I would hate to keep on troubleshooting the oem shaft just to end up with a dc shaft anyway. Sucks cause i just replaced the u joints. My problems started after i regeared to 4.88 with 33 inch tires. Maybe because its spinning faster now. I just pulled the rear shaft and the grrr is gone. I may just follow your lead. Thanks.
 
I ran a double cardan rear shaft with about 5" of lift, 25 5/8" rear fender to hub, and never had any noise.

I went back to a stock shaft with oem joints when I came down to 24 3/4" but picked up the highway speed de-acceleration growl with slight vibration. I have adjustable upper arms to match pinion and t-case angles. I began to suspect worn pinion bearings since I had the pinion pointed towards the t-case for 8 years with the double cardan shaft.

However just for grins I installed the rear shaft with the slip yoke at the diff and I swear the noise is now reduced by 50%. If this keeps up, I suspect a new slip yoke is in order. Anyone else care to try swapping their rear shaft around and reporting back?
Why not go back to dc rear shaft?
 
Why not go back to dc rear shaft?

The rear springs have to bow quit a bit more than I would prefer. No rear springs that I know of are designed for that. It reduces the springs load carrying abilities and increases fatigue -- but everyone's first hand results may vary.

The pinion also needs to be pointed upwards to 11* from 3*. I never was thrilled with the idea that the outer pinion bearing may not be oiling sufficiently.
 
The rear springs have to bow quit a bit more than I would prefer. No rear springs that I know of are designed for that. It reduces the springs load carrying abilities and increases fatigue -- but everyone's first hand results may vary.

The pinion also needs to be pointed upwards to 11* from 3*. I never was thrilled with the idea that the outer pinion bearing may not be oiling sufficiently.
I’ve been running a rear DC shaft for three years now on Slee rear coils. I removed the springs recenlyt for something I was doing and they stood up perfectly strait on the shop floor showing no sign of permanent deformation and they carry a load like they always did. These are heavy springs mind you.

As for pinion lubrication, I park my 80 nose down a fairly steep decline in my drive way and pump extra oil into the housing. Many miles with no problems yet. I’m one of many people out there doing this.
 
"Everyone's first hand results may vary." I suppose it was overlooked that I used a double cardan rear shaft for well over 8 years with no issues...yeah yeah slee 6" rear springs etc. The springs are in the for sale section, no bow no visible issues. I merely answered the question posed why I personally chose to discontinue the use of a double cardan shaft.

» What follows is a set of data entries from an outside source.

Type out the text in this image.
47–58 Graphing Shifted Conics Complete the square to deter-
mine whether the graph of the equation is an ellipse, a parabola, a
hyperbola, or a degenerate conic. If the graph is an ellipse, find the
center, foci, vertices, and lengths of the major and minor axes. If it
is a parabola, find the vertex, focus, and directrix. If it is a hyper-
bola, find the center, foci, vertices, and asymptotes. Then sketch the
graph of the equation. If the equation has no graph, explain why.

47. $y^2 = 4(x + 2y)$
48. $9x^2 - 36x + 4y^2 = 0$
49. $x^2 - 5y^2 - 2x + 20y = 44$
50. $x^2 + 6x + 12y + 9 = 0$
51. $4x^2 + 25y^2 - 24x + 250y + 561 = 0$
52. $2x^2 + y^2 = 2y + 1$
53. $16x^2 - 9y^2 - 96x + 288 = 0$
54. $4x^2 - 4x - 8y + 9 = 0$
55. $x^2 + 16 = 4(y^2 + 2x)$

Now, is anyone else willing to swap around their rear shaft to corroborate my experience?
 
I rotated the pinion up a bit, but not so that it is pointing directly at the transfer case output. The guys I talked to at the driveshaft shop said it didn't matter. As long as the U-joint at diff side wasn't at an extreme angle, it would be OK. They said most people don't even mess around with the pinion angle.

From the best measurements I could do with my digital angle finder, I am running the rear U-joint at about 3deg. This allows for no vibration and minimal bow to the springs. I've only got 500 miles on it so far, so we'll see how it goes.

For what its worth, the front DC shafts everyone uses do not employ the golden rule of rotating the pinion up to the xfer case, as you don't really have the adjustability like the rear. I've been running a DC front shaft with 4" of lift since 2012 and not had any vibes or issues.
 
The rear springs have to bow quit a bit more than I would prefer. No rear springs that I know of are designed for that. It reduces the springs load carrying abilities and increases fatigue -- but everyone's first hand results may vary.

The pinion also needs to be pointed upwards to 11* from 3*. I never was thrilled with the idea that the outer pinion bearing may not be oiling sufficiently.
Sorry but I don’t follow. What do you meant by the rear springs have to BOW?